Despite the welcome restraint being shown by the UK press (perhaps due as much to an understanding of the affection the public has for the Duchess as ethical considerations) the photos are now widely available online. Furthermore Italian and Irish publishers have also printed. These images have now disseminated to the extent that they are always likely to be available to those who want to see it. Whether the Duchess is in Brighton or Borneo, whoever she meets will be aware of them. It is an enormous challenge for someone whose perpetual role necessarily requires endless public appearances.
There are a number of comparable examples of patently unlawful publications and, before we start convincing ourselves of the saintliness of the UK press, this country has had its unfair share. In the Leveson Inquiry we heard of the effects of newspaper privacy invasions in all shapes and guises. An example of where unlawful photos were disseminated on an enormous scale and internationally is Max Mosley’s case. He has given evidence of his experiences and has tried to use what happened to him to demonstrate why the law needs to be changed. Like the Duchess of Cambridge, Max Mosley was forced to deploy lawyers in many different jurisdictions and after the event of publication. Whilst politicians may find Mosley’s case difficult to empathise with, perhaps the Duchess’ experience may convince them.
The thing is; privacy can be protected. There is a simple solution. That is why we brought Mosley’s case to Strasburg, to argue that there should be a law requiring publishers to notify the targets of their proposed publications before publication if it relates to something that would threaten their privacy rights. The target should then have an opportunity to argue to the publisher and, if necessary the Courts, that publication should be stopped. The UK government responded to Mosley arguing that there is no comparable requirement elsewhere in Europe therefore there is no need for it in the UK. The publication of the photos of the Duke and Duchess of Cambridge demonstrate the inadequacy of practical remedies to protect privacy throughout Europe. The existence of the strict, old-established criminal and civil penalties for invading privacy in France is no good once the photos are published and privacy lost. She is right to bring these proceedings to enforce the principle but from now on it is an issue for her lawyers and the publisher, it has little to do with a remedy for the Duchess.

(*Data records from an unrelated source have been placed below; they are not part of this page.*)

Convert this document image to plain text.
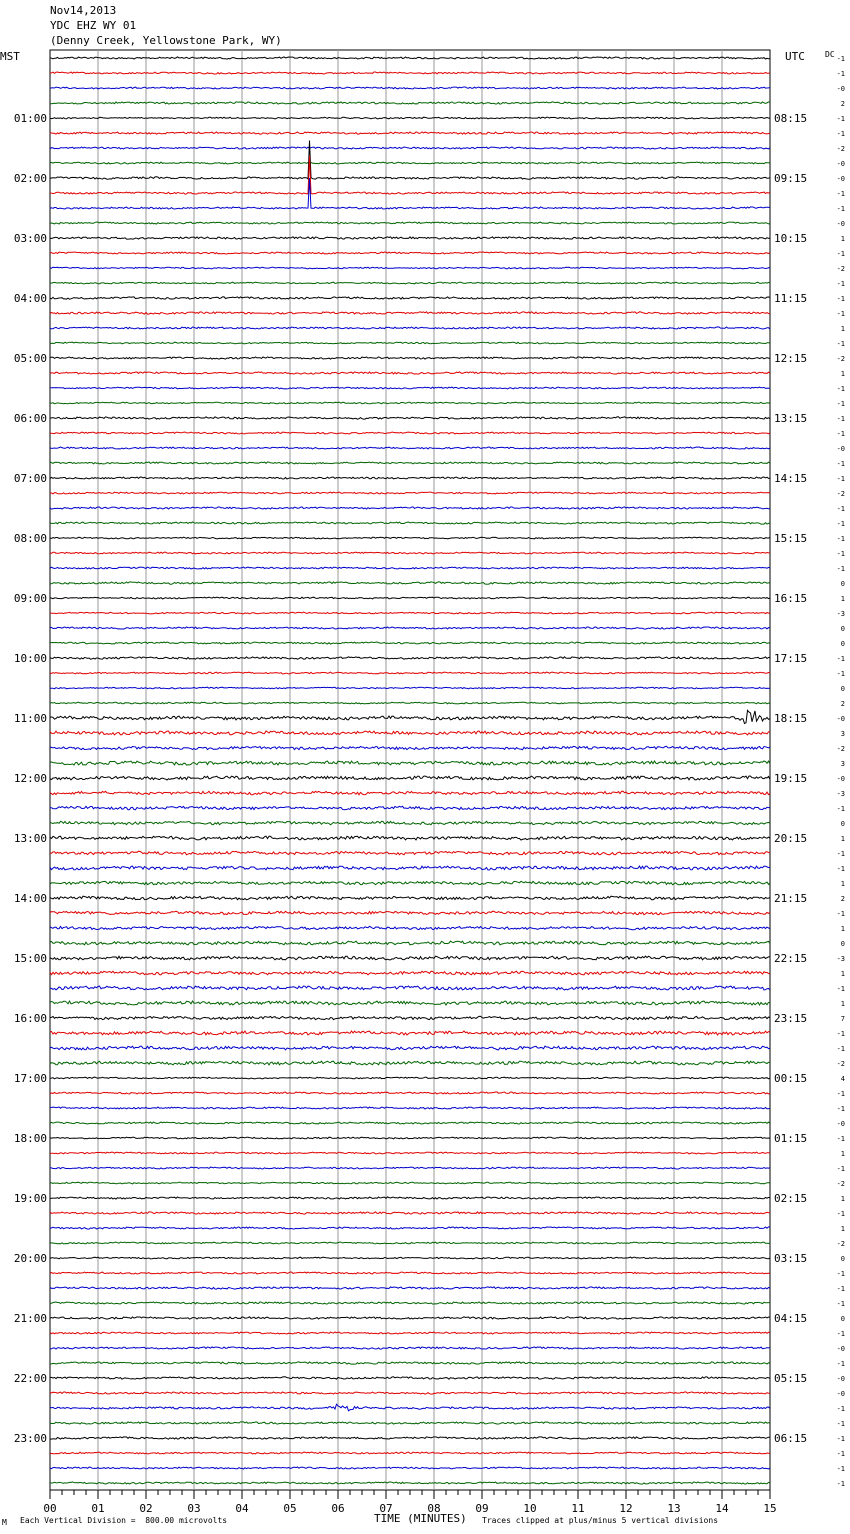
Nov14,2013
YDC EHZ WY 01
(Denny Creek, Yellowstone Park, WY)
MST	UTC	DC
00	01	02	03	04	05	06	07	08	09	10	11	12	13	14	15
-1
-1
-0
2
-1
-1
-2
-0
-0
-1
-1
-0
1
-1
-2
-1
-1
-1
1
-1
-2
1
-1
-1
-1
-1
-0
-1
-1
-2
-1
-1
-1
-1
-1
0
1
-3
0
0
-1
-1
0
2
-0
3
-2
3
-0
-3
-1
0
1
-1
-1
1
2
-1
1
0
-3
1
-1
1
7
-1
-1
-2
4
-1
-1
-0
-1
1
-1
-2
1
-1
1
-2
0
-1
-1
-1
0
-1
-0
-1
-0
-0
-1
-1
-1
-1
-1
-1
01:00
02:00
03:00
04:00
05:00
06:00
07:00
08:00
09:00
10:00
11:00
12:00
13:00
14:00
15:00
16:00
17:00
18:00
19:00
20:00
21:00
22:00
23:00
08:15
09:15
10:15
11:15
12:15
13:15
14:15
15:15
16:15
17:15
18:15
19:15
20:15
21:15
22:15
23:15
00:15
01:15
02:15
03:15
04:15
05:15
06:15
M Each Vertical Division =  800.00 microvolts	TIME (MINUTES) Traces clipped at plus/minus 5 vertical divisions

The UK should be leading the way in developing a jurisdiction in which privacy can be protected in practice as well as law. Due to the past behaviour of the UK press, the Leveson Inquiry was established and Lord Justice Leveson’s report will address the issue of privacy remedies and prior notification. I am optimistic that his recommendations will include significant improvements for the availability of effective protection from such intrusions. Parliament must show equal determination. The revulsion this nation has expressed for the publication of these photos, and similarly the disgust at the hacking of the phones of crime victims, demonstrates the need and will for change. We all know that privacy protection is not just for footballers. Privacy is a precious human need; every member of society should be adequately protected from unwanted intrusion whether they happen to be in the public eye (deliberately or otherwise) or are simply using the internet, social media and mobile phones.

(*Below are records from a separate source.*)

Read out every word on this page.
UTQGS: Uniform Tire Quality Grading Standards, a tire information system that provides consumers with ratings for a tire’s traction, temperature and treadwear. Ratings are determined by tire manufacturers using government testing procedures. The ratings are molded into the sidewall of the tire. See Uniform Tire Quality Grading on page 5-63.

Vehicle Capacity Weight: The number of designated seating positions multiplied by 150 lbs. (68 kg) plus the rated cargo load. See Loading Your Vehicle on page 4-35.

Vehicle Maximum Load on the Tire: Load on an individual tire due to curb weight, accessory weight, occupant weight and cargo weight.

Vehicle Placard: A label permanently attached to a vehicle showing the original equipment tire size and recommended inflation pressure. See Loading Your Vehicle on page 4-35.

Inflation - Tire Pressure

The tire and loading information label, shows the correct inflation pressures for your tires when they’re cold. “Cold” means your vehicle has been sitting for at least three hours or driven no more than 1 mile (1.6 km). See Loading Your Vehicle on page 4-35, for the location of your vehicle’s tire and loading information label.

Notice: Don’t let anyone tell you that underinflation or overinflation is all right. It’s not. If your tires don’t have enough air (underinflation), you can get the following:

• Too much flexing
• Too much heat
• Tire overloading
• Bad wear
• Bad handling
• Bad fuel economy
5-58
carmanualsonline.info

But can a UK solution work in an internet age? It is often argued that it is pointless stopping publication in the UK when images or information can be published on the internet in other jurisdictions and be viewed by the whole world. In my mind this is not an excuse for failing to act, it is the childish “but he started it” submission heard in every playground. The consensus of UK newspapers not to follow French Closer’s lead despite the extent and sensation it has caused shows that we can do it. If we lead the way, others should follow. There can be no reasonable argument that the internet should operate above the law and the UK should play its part in bringing about an international solution to prevent it from being misused as a devastating multiplier of privacy violations. In the meantime, enormously powerful Internet search providers such as Google and social media sites like Twitter and Facebook must agree to abide by the rule of law in the UK if they are going to operate here and make their profits here. They must therefore agree to prevent access to unlawful intrusive material, and in doing so reduce in one stroke the impact of internet dissemination.
As she is demonstrating with her action in France, the Duchess of Cambridge is prepared to act irrespective of the fact that it will have no chance of stopping the publication of these photos. I wish her well in sending a message, not just in relation to future publications of her, but for the need for a respect for privacy – and an effective UK-led solution.
Dominic Crossley is a Partner and Head of the Defamation and Reputation Management Team at Collyer Bristow LLP. He acted as the lawyer for the victims in the Leveson Inquiry and acted for Max Mosley in his action against the News of the World and then in Strasbourg.